В растерянности я поднял глаза на Святого и увидел: лёгкую ободряющую улыбку на благочестивом, фарфоровом лице; кротко сложенные руки, обвитые чётками, в коричневых митенках (как у велогонщиков), под цвет доминиканской рясы. Перчатки надёжно защищали святые стигматы Падре....
Я успокоился и заказал ещё две порции «Баба». И теперь сидел и хладнокровно наблюдал, как над мои столом, ставя розетку, наклоняется пышногрудая Джулия; и на балкон, с коваными решётками и монограммой старинного калабрийского рода, выходят Розина и Анджела. (Я сразу догадался, что их так зовут…)
Между тем, Розина и Анджела, хихикая, стали примерять друг на дружку, поверх одежды, отвратительное кружевное бельё от Виктория Сикрет и искоса поглядывать на меня. Потом пигалицы разом исчезли и, через непродолжительное время, одна из них выкатила через соседнюю балконную дверь старуху в каталке.
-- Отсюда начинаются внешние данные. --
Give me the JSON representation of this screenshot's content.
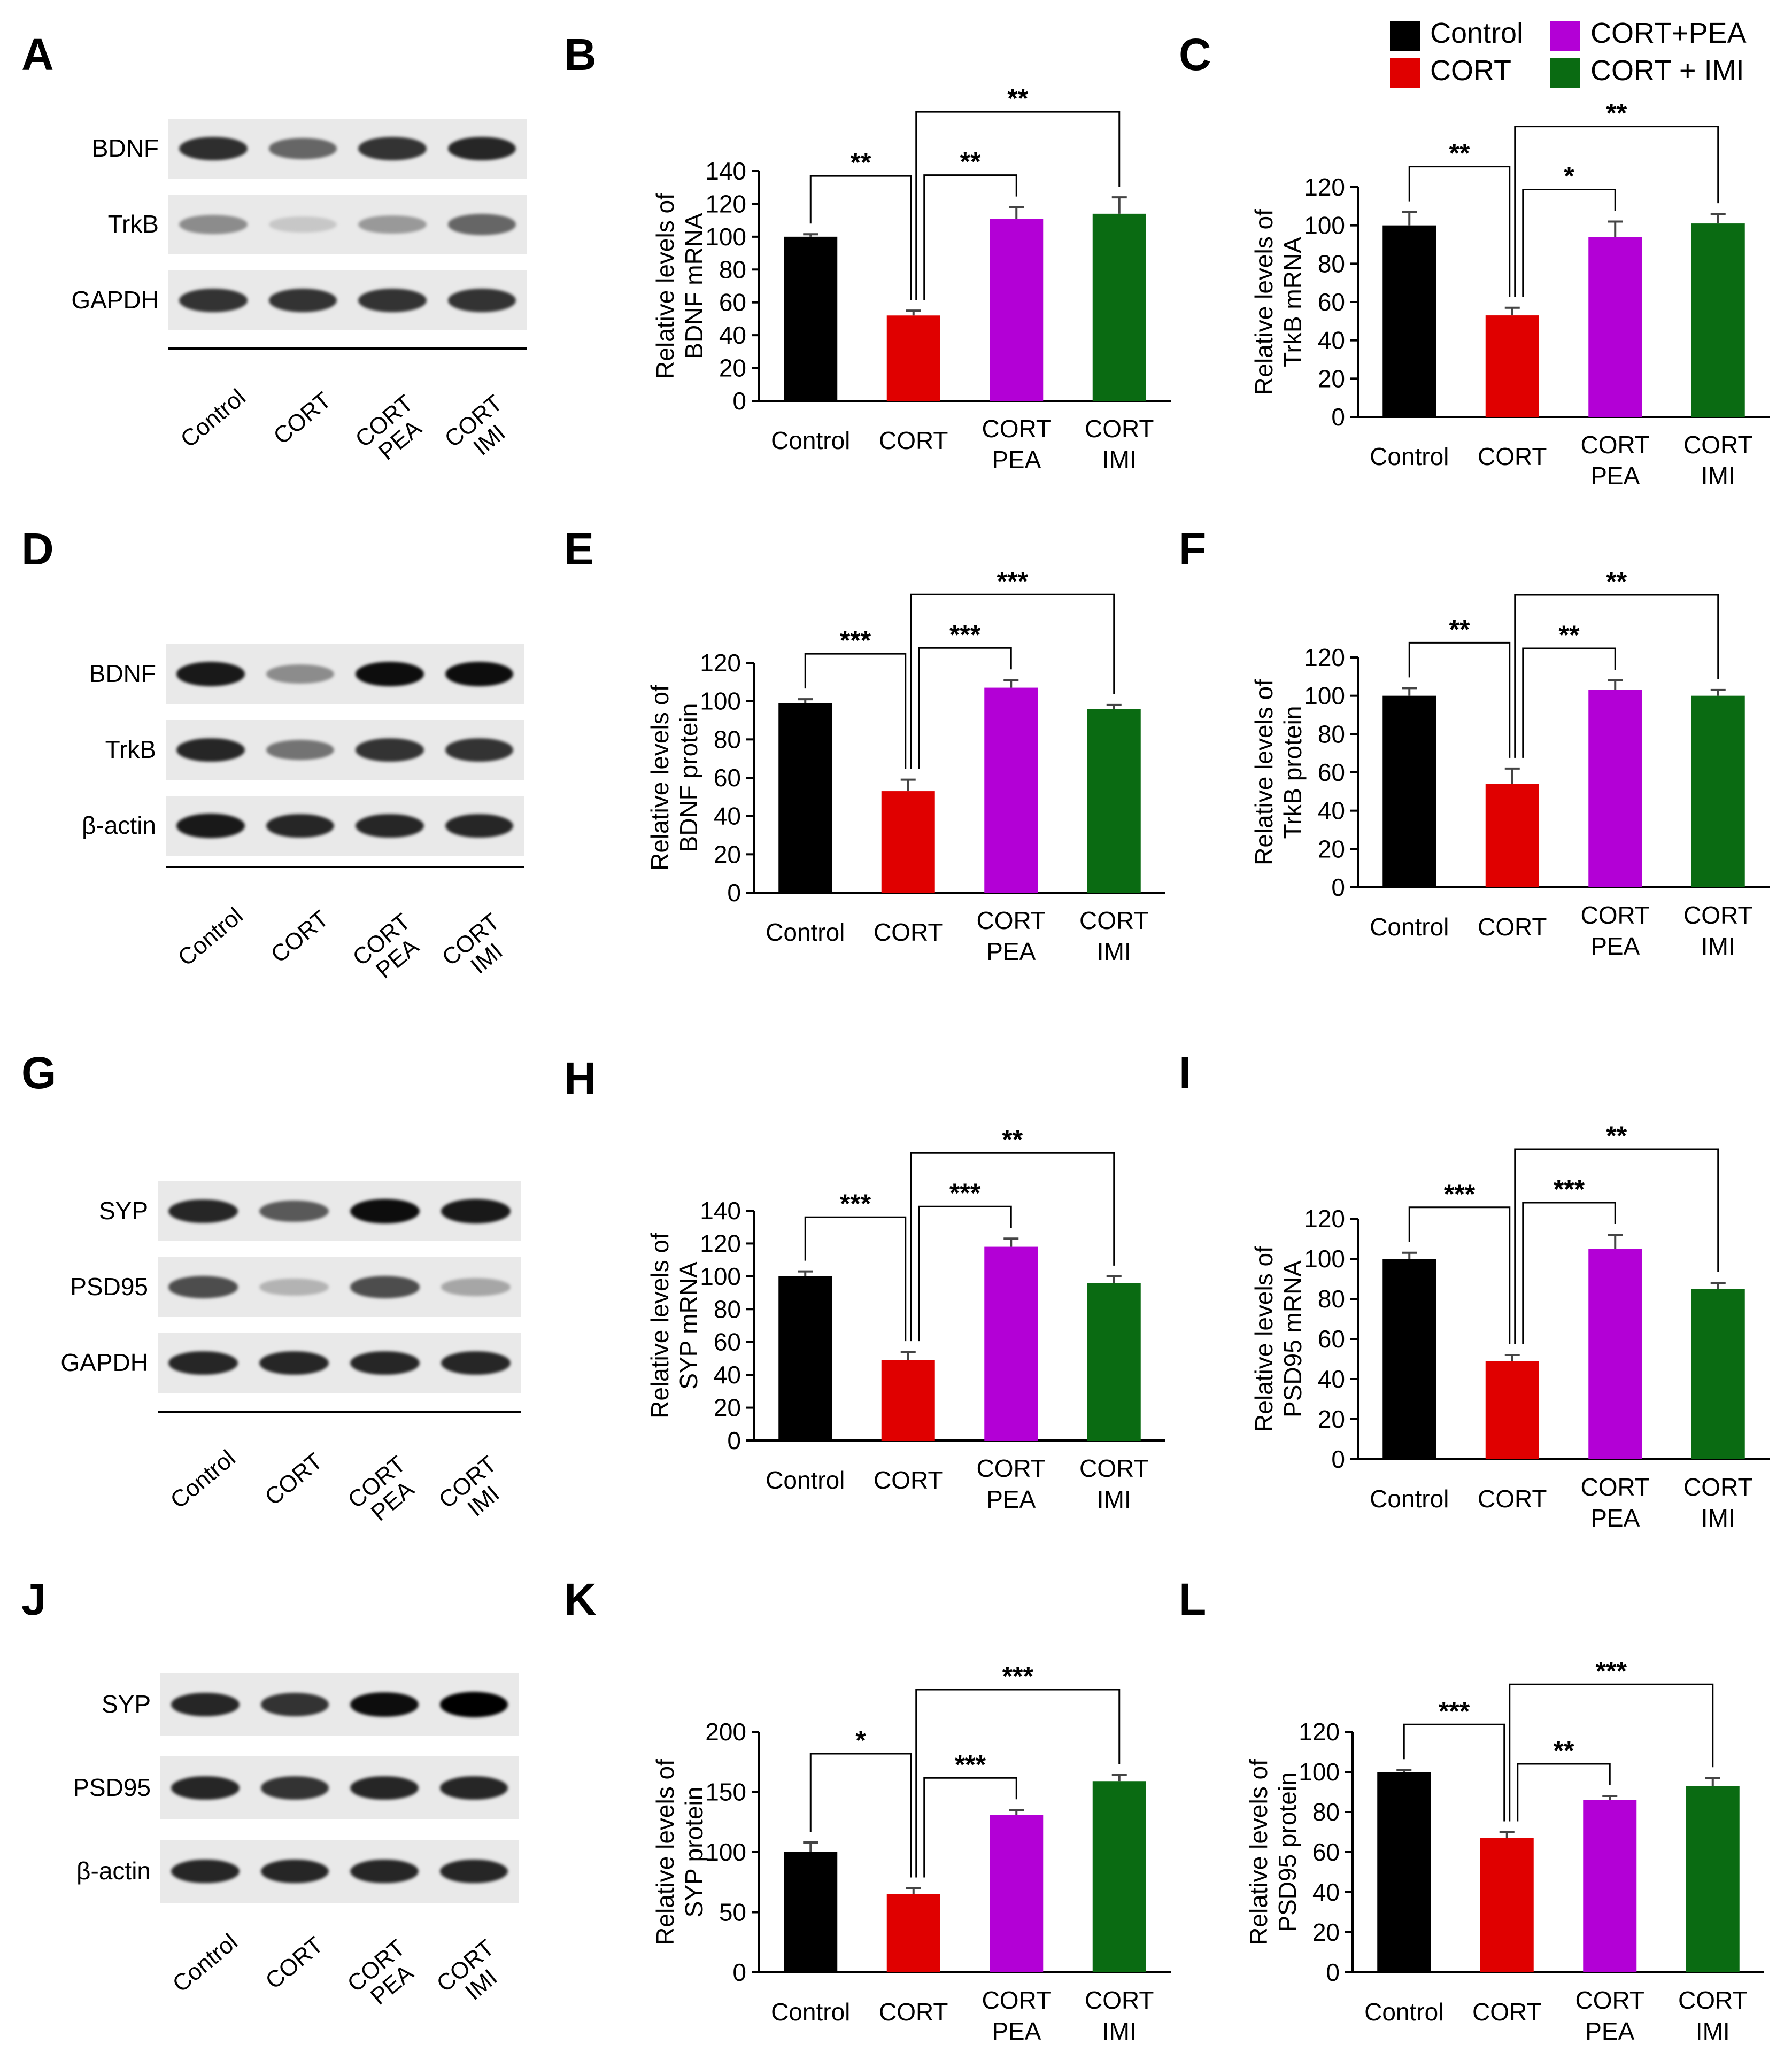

Синьора была в длинном, коричневом платье, ажурных коричневых перчатках без пальцев и с большой розовой лейкой на коленях.
Я сразу узнал и лейку, с неприличным фаллическим окончанием, и перчатки...
Из лейки старуха стала поливать упругими, звенящими струями настурции в ящиках на балконе.
– «Падре Пио, ты не оставил меня...» – возликовал я, хотя сам акт моего спасения – усмирение плоти с помощью «похотливой лейки» – ставили меня в тупик.
Неожиданно девушки снова выскочили на балкон, в тех самых бюстгальтерах и трусах поверх платьев и, смеясь, укатили старуху в темноту.
Озадаченный столь сложными бореньями богоугодного целомудрия и похоти, я заказал пятую порцию «Баба», ел и, скользя взглядом в ложбинку меж прелестных грудей Джулии, размышлял о превратностях нашей жизни и над теми тернистыми тропами, коими уготовано нам идти судьбой: от рождения и до смерти.
Иногда против нашей воли. Аминь.
Это событие оставило в моей душе столь неизгладимый след, что по прошествии времени я запечатлел Чудо в виде поучительных рисунков и текстов, с указанием места и времени случившегося.